Javier Solana
Presidente del Center for Global Economy and Geopolitics de Esade (EsadeGeo) y Presidente de Honor de CIDOB
Este año se cumplirá el vigésimoquinto aniversario de la Conferencia Euromediterránea. La cumbre fundacional, que me tocó presidir y que culminó en el lanzamiento del Proceso de Barcelona, no estuvo exenta de dificultades. En el momento de la reunión, Israel estaba conmocionado con el reciente asesinato del primer ministro Yitzhak Rabin, Siria mantenía la ocupación de Líbano, y Argelia estaba en plena guerra civil y mantenía relaciones muy tensas con Marruecos.
Incluso la reunión en sí, que era el primer encuentro multilateral no dedicado al proceso de paz en el que Israel y Palestina participaban en pie de igualdad, empezó con complicaciones. La preparación se había hecho con Shimon Peres, que dejó la cartera de Exteriores al heredar el puesto de Rabin. Así pues, fue finalmente Ehud Barak quien acudió a Barcelona, en su primer desplazamiento como ministro de Exteriores tras ser nombrado apenas días antes.
A pesar de todas las trabas, e imbuidos de buena voluntad, conseguimos lo imposible: crear un espacio de diálogo que reunía en su seno, por primera vez, a prácticamente todos los Gobiernos del espacio mediterráneo. Nos despedimos con grandes esperanzas de crear una región del Mare Nostrum más próspera y más integrada.
Desde entonces, el descarrilamiento del proceso de paz entre Israel y Palestina, las revoluciones fallidas de las Primaveras Árabes, una desigualdad acuciante y la crisis migratoria son solo algunos de los eventos que han ido resquebrajando la confianza construida en la ciudad condal hace un cuarto de siglo. Ni siquiera la cumbre de París del 2008, que impulsó el presidente francés Nicolas Sarkozy, y que resultó en una reforma total del Proceso de Barcelona y en la creación de la Unión por el Mediterráneo, fue capaz de revitalizar los esfuerzos iniciales por la paz y la prosperidad compartidas.

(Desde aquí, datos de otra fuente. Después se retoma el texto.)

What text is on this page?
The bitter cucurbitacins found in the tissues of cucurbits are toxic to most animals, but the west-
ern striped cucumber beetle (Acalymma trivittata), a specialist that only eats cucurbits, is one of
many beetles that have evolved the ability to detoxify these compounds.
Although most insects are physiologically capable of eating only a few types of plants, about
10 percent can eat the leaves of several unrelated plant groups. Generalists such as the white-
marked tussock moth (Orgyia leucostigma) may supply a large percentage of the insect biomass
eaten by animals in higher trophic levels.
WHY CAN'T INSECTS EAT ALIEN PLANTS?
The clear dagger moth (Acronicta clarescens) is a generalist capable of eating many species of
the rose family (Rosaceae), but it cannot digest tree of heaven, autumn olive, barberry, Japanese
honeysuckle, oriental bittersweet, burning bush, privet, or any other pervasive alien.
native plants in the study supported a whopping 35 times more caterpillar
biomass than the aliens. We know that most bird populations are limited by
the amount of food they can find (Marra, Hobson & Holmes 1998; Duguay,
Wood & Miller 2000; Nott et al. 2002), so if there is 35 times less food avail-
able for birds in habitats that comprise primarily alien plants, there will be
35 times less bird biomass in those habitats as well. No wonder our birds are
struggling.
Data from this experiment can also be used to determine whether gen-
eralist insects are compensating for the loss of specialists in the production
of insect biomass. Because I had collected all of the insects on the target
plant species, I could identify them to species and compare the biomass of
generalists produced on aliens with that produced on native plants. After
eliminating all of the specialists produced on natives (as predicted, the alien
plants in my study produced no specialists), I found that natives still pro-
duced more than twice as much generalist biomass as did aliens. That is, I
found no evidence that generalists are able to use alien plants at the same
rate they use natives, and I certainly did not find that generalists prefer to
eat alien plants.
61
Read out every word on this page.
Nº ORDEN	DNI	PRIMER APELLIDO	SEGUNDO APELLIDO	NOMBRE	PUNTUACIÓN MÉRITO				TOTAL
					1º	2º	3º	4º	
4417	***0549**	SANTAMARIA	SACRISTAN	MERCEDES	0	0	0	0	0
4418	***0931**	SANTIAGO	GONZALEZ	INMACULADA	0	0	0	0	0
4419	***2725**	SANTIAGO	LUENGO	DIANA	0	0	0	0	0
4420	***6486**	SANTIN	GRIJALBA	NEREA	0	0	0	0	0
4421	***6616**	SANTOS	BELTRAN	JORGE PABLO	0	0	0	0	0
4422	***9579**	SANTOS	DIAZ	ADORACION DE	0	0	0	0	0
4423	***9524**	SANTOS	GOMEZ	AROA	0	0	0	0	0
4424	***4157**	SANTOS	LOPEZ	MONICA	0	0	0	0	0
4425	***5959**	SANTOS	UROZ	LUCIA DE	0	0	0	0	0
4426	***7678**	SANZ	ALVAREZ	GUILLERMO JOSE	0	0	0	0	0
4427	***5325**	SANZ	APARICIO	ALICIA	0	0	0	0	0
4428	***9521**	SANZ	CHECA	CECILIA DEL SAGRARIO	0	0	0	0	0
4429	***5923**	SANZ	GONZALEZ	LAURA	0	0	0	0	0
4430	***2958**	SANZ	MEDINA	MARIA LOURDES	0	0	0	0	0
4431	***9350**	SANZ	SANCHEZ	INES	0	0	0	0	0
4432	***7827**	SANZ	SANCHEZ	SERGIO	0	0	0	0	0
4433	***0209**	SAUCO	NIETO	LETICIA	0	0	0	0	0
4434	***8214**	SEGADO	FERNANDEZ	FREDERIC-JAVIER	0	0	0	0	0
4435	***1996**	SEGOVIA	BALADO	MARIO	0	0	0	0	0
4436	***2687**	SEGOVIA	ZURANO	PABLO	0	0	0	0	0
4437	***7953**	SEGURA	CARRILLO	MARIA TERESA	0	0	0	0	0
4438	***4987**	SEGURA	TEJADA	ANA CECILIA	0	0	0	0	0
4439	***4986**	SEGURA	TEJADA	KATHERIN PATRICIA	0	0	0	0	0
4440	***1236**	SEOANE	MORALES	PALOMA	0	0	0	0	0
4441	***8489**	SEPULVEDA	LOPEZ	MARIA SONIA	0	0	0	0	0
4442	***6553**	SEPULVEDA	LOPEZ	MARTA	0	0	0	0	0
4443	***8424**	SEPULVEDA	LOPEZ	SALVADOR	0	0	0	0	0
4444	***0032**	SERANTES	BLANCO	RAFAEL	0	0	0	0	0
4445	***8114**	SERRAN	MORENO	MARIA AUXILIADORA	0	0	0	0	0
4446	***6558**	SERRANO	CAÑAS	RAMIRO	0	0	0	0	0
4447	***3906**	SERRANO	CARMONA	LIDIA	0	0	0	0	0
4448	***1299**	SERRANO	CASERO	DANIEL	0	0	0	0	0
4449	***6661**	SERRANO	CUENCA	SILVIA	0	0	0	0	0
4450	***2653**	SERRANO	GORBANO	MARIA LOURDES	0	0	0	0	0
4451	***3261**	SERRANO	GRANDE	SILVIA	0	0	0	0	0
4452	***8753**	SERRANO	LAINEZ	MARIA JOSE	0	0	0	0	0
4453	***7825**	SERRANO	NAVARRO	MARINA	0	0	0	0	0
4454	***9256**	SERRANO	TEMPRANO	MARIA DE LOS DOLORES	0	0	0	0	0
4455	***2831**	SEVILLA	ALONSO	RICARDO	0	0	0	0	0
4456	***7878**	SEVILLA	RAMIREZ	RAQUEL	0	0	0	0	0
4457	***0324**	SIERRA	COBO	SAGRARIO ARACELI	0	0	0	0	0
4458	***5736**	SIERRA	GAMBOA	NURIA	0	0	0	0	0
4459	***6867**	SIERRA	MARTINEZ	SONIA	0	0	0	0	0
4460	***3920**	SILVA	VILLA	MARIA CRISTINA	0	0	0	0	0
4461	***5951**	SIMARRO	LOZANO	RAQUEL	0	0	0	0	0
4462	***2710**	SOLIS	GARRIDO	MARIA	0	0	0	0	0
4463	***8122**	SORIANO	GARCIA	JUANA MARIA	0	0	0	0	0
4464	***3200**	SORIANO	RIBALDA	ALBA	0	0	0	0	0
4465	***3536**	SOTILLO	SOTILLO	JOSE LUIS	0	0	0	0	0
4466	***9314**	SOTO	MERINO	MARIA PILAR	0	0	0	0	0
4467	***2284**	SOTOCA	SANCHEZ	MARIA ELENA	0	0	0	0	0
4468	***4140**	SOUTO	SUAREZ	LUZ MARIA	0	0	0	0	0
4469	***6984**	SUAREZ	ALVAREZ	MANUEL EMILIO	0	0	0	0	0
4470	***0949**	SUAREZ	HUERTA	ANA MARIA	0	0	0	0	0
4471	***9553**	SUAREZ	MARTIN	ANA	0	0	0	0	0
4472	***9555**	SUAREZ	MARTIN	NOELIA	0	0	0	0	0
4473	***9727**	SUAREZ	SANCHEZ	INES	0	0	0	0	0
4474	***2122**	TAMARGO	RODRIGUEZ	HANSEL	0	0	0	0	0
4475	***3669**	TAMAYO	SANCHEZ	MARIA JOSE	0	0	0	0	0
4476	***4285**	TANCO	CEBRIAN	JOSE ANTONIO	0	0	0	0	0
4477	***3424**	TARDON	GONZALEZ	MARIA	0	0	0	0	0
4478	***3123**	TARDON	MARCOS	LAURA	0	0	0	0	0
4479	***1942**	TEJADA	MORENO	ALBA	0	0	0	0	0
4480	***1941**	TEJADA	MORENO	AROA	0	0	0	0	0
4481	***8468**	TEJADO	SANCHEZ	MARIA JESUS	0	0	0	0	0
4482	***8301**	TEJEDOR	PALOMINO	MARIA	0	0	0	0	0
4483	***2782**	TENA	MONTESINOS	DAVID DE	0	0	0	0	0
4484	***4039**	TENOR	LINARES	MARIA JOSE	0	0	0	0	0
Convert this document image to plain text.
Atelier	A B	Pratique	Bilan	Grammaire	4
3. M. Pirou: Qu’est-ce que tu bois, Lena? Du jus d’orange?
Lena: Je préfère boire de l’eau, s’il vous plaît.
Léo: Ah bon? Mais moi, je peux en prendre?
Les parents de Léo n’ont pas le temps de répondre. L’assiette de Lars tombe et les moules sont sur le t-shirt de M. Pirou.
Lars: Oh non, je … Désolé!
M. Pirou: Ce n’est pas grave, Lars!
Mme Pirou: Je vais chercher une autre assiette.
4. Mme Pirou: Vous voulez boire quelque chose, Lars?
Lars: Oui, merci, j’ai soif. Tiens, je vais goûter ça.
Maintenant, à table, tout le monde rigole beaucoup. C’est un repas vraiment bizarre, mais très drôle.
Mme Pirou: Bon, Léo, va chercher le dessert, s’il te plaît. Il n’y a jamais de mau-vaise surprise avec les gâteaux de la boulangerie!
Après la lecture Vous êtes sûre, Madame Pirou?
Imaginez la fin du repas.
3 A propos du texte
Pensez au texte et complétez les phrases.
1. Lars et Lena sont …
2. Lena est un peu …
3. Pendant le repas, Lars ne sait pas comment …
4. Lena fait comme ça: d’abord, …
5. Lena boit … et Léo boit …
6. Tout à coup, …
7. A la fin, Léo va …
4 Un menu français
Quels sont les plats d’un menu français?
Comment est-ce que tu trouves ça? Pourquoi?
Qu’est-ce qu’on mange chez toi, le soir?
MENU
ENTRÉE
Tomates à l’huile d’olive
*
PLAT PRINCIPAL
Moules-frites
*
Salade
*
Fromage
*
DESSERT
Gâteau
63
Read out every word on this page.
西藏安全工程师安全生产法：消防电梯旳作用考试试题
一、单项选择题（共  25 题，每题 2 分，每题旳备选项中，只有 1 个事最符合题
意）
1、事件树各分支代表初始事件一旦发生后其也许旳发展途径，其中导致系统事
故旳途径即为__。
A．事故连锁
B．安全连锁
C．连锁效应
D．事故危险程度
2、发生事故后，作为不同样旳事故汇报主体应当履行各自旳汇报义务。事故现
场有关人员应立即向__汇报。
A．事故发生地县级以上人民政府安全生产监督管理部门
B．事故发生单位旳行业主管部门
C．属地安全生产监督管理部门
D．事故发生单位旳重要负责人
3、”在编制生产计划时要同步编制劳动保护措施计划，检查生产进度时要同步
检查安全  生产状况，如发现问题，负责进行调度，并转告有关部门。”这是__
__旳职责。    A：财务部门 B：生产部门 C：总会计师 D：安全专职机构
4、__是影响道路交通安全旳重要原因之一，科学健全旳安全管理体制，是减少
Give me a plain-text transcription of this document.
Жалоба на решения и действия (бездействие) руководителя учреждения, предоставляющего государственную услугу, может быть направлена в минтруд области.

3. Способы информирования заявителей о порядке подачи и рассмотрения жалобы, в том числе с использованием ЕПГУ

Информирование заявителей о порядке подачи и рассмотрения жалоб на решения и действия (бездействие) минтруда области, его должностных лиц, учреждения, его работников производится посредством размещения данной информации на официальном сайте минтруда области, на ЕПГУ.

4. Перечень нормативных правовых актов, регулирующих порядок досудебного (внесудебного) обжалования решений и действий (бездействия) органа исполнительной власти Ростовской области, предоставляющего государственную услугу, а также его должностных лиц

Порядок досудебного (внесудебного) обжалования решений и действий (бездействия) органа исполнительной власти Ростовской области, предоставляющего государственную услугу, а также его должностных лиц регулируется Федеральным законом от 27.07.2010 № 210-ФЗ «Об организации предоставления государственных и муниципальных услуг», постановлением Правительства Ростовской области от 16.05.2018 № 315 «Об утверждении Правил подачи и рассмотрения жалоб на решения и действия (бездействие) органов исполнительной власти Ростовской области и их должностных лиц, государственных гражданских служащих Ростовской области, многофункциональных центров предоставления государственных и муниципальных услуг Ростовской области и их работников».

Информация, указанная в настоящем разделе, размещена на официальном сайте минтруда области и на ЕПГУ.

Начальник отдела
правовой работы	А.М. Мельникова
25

La labor que lleva a cabo la Unión por el Mediterráneo es encomiable, y también debemos ensalzar el entusiasmo de la sociedad civil mediterránea –con especial mención a la Fundación Anna Lindh y a la Fundación Tres Culturas– en su promoción del diálogo intercultural. Sin embargo, estas iniciativas no han bastado para hacer frente a los principales problemas a los que se enfrenta la región.
El actual ritmo de deterioro medioambiental es insostenible, y también la enorme desigualdad
Si parásemos al azar a ciudadanos en cualquier lugar “desde Algeciras a Estambul”, y les preguntásemos cuál creen que es el mayor desafío acechando a la cuenca mediterránea en la actualidad, cabría esperar que las respuestas más frecuentes fueran los flujos migratorios, los conflictos en Libia y Siria, la cuestión palestina y, en los tiempos que corren, la severa crisis económica causada por la pandemia de la covid-19.
Es probable que pocos citasen el cambio climático. Sin embargo, no solo es un problema trascendental, sino que actúa de catalizador de muchos otros. Un estudio encargado por la Unión por el Mediterráneo demuestra que la temperatura en el conjunto de países a orillas del Mediterráneo aumenta un 20% más que la media global, y que el abastecimiento de agua dulce peligra para 250 millones de personas.
Ya sea en Barcelona o por videoconferencia, los ministros de Asuntos Exteriores de los cuarenta y tres Estados miembros de la Asociación Euromediterránea se reunirán a finales de noviembre para conmemorar el 25 aniversario del Proceso de Barcelona. La hora será grave, con una pandemia en curso y una economía extremadamente maltrecha. El coronavirus nos insta a unir fuerzas ante un enemigo común, invisible y minúsculo, pero no por ello menos destructivo.
La Unión Europea se contentó con mirar hacia el sur bajo un prisma de seguridad durante la crisis migratoria. Si ya existía una imperiosa necesidad de revisar este enfoque, el coronavirus nos ha traído una abrupta y profunda crisis que requiere una solución compartida, para la que urge afianzar los lazos de cooperación con todos nuestros vecinos.
Además de detener la caída, deberemos procurar que la recuperación no se produzca a expensas de la lucha contra el cambio climático, al que los países mediterráneos son tan vulnerables. El actual ritmo de deterioro medioambiental es insostenible, y lo mismo puede decirse de la enorme desigualdad –entre países y dentro de los mismos– que afecta a nuestra región. Ni todos los problemas colectivos, ni todos los conflictos sociales, podrán resolverse a la vez. En cualquier caso, si queremos garantizar una mayor estabilidad y prosperidad en la cuenca mediterránea, haremos bien en apostar por una estrategia más coordinada, holística, y orientada al largo plazo.